Pálmi se acercó a su hermano, haciendo como si no viera a los enfermeros. Sin tratar de abalanzarse sobre él ni apartarlo de la ventana, se quedó a su lado y bajó la mirada. Cinco plantas más abajo se veía el patio trasero del hospital. En sus tiempos estaba bien iluminado, pero ahora solo lo alumbraba una triste farola lejana.
—¿Sabes lo que me han hecho estos cerdos de mierda? —le preguntó Daníel. Pálmi nunca lo había visto tan alterado. Tenía más de cuarenta años, era bajito y llevaba el pelo rapado. Vestía unos vaqueros y una camisa blanca. Iba descalzo.
—¿Te han tratado mal?
—Son unos malnacidos. ¿No podemos irnos a casa, Pálmi? ¿Por qué no piensas en mí?
—¿Qué te parece si bajamos y charlamos en la habitación?
—No, vamos a hablar aquí. Me voy a ir a casa contigo, Pálmi. Podemos vivir juntos y así no tendré que ver a estos malnacidos nunca más. Por favor, Pálmi. No puedo pasar más tiempo aquí. Mamá dijo que cuidarías de mí. ¿Por qué no lo haces?
—Primero tenemos que apartarnos de la ventana.
—¿Por qué no, Pálmi?
—Daníel, vamos a bajar.
—Me han envenenado, Pálmi. Monstruos de mierda. Nos han envenenado a todos. Son unos sinvergüenzas. Unos asesinos.
—Podemos hablar de eso, pero abajo, Daníel. Vamos a alejarnos de la ventana.

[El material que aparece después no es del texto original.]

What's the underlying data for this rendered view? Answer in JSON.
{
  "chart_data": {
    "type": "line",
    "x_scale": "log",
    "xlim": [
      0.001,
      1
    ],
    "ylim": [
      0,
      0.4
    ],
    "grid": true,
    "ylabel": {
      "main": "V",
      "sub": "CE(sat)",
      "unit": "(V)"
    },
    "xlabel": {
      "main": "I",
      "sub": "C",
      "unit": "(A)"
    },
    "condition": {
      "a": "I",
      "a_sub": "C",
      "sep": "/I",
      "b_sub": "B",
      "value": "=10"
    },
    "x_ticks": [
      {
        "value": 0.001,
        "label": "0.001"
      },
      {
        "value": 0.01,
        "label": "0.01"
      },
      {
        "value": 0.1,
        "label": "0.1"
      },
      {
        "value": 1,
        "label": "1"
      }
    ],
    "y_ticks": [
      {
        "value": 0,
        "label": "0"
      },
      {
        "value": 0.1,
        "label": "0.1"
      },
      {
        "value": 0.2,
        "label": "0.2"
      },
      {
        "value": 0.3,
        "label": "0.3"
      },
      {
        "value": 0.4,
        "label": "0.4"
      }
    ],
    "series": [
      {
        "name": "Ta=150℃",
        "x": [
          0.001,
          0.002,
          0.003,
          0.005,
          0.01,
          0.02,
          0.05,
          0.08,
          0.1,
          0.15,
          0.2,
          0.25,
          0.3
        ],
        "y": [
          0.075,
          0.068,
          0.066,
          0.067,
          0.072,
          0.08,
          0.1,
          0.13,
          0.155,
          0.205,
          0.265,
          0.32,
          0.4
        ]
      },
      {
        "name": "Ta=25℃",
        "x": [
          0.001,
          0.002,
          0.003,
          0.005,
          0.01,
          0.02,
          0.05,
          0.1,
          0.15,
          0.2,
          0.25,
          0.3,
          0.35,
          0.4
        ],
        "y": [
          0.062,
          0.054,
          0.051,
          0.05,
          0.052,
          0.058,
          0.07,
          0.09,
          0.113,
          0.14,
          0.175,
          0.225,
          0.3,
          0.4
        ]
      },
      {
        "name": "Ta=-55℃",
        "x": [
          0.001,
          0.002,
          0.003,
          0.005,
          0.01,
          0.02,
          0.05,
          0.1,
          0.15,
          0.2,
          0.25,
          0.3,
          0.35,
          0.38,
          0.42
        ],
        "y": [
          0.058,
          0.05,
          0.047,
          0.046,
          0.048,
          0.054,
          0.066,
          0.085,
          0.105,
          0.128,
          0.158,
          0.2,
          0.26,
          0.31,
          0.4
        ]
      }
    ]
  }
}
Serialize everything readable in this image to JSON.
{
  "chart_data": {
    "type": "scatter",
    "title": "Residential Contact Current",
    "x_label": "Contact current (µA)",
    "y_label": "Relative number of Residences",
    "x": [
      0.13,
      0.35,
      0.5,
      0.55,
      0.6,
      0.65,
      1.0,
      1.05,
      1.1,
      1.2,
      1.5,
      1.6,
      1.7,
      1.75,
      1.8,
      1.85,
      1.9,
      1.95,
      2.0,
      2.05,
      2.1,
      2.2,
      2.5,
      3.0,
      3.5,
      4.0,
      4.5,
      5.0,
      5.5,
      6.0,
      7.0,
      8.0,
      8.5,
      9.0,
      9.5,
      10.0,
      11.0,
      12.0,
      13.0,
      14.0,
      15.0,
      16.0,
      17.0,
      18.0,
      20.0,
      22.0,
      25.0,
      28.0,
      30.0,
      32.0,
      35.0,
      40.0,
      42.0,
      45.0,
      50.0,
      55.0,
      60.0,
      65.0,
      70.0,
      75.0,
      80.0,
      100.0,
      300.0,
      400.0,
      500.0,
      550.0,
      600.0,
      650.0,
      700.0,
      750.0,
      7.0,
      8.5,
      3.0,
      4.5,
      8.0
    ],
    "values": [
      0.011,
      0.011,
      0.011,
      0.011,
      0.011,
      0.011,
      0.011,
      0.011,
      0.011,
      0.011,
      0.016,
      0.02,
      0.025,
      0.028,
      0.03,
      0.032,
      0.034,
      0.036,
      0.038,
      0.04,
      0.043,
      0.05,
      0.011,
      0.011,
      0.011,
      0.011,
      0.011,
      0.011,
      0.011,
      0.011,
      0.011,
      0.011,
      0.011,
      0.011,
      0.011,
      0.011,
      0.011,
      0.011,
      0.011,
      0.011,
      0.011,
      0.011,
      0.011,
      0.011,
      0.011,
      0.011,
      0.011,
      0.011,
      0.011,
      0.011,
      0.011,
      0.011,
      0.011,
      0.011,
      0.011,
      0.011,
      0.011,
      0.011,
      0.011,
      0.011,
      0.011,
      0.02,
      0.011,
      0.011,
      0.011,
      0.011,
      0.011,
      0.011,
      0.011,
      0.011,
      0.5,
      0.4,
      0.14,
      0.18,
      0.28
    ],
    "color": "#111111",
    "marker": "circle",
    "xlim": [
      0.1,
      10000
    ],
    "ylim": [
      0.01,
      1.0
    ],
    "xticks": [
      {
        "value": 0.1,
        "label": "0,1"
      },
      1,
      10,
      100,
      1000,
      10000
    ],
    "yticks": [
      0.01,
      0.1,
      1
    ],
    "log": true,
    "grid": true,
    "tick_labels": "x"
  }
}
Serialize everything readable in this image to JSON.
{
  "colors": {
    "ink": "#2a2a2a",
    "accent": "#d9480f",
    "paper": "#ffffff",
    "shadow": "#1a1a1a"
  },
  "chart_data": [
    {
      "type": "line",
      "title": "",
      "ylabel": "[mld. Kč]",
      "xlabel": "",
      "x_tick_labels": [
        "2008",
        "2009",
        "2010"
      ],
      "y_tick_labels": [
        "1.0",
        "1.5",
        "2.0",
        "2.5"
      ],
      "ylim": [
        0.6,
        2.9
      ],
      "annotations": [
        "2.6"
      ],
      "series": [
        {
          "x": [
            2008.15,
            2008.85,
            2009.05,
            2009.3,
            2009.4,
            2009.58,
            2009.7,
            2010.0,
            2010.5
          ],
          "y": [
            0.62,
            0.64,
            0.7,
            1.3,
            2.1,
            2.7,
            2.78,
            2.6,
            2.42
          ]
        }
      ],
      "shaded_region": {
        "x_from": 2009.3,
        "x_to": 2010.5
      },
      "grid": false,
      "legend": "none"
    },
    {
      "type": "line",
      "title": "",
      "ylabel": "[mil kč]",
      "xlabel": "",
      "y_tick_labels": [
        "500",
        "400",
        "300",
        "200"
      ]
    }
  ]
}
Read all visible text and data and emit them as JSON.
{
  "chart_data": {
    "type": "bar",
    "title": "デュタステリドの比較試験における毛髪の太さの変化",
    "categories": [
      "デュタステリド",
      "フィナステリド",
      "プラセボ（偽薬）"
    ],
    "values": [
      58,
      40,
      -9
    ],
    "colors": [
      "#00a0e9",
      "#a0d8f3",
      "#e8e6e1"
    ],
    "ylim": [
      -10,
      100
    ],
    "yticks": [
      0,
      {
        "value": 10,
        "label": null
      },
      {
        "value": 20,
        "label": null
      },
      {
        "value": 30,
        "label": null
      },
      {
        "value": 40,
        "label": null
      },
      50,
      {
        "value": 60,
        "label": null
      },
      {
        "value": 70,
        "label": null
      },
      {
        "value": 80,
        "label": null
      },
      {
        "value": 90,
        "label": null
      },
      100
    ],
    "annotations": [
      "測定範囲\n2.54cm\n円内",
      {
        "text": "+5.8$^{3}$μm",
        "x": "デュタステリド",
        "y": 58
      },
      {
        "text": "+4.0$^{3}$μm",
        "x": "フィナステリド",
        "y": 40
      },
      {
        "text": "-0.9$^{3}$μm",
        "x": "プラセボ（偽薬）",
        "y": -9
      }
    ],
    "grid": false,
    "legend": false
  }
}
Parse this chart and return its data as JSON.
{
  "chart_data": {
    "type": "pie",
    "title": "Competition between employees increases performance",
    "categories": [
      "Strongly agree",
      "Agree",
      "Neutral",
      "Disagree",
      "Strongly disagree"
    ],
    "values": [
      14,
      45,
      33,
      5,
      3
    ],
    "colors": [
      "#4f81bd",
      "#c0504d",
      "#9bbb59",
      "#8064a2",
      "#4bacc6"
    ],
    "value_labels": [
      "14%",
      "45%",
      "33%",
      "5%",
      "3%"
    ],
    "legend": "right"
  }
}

La tensión parecía haberse disipado. Se habían llevado al último enfermo de la sala y los enfermeros que rodeaban a los dos hermanos se tranquilizaron. Habían extinguido el fuego de la cocina. Los gritos se habían acallado y las alarmas habían dejado de sonar. Daníel se serenó al ver a su hermano y este recuperó levemente la calma.
—Pálmi, ¿te acuerdas de cuando me puse enfermo y me trajisteis aquí? Os decía que había llegado a la Tierra subido a una estrella fugaz que venía del paraíso. Me expulsaron porque había dejado de creer. ¿Te hablé de los demás?
Daníel abrazaba a Pálmi y le susurraba al oído. La mayoría de los cuidadores habían desaparecido.
—Tienes que preguntar de dónde venían los demás.
—¿Los demás? ¿Quiénes, Daníel?
—Los de clase, Pálmi. Pregunta si ellos también venían del paraíso —respondió agarrando a su hermano de los hombros.
—¿Que le pregunte a quién?
—Saben perfectamente lo que han hecho, los muy cerdos.
—¿De qué estás hablando, Daníel? Aléjate de la ventana. Hazlo por mí, baja a la habitación. Allí podemos hablar tranquilamente sobre tu vuelta a casa.
—¿Sabes que ahora mismo estamos en el punto más cercano al Sol, Pálmi? —dijo Daníel con aire sosegado. Le dio a su hermano un beso en la frente. Al apartar la cara, Pálmi leyó en sus ojos lo que se disponía a hacer. Lo vio en su mirada, pero lo entendió demasiado tarde. La chispa de la vida se había extinguido. Daníel retrocedió en silencio y se tiró por la ventana. Pasó una eternidad hasta que Pálmi escuchó un golpe sordo.
Consternado, se acercó y miró hacia abajo. Daníel yacía boca arriba con los brazos extendidos y las piernas dobladas sobre los empinados escalones de cemento que descendían hacia el sótano del hospital. Había comenzado a nevar. Cuando por fin llegó la ambulancia, los copos de nieve cubrían el cuerpo de Daníel como una fina mortaja blanca.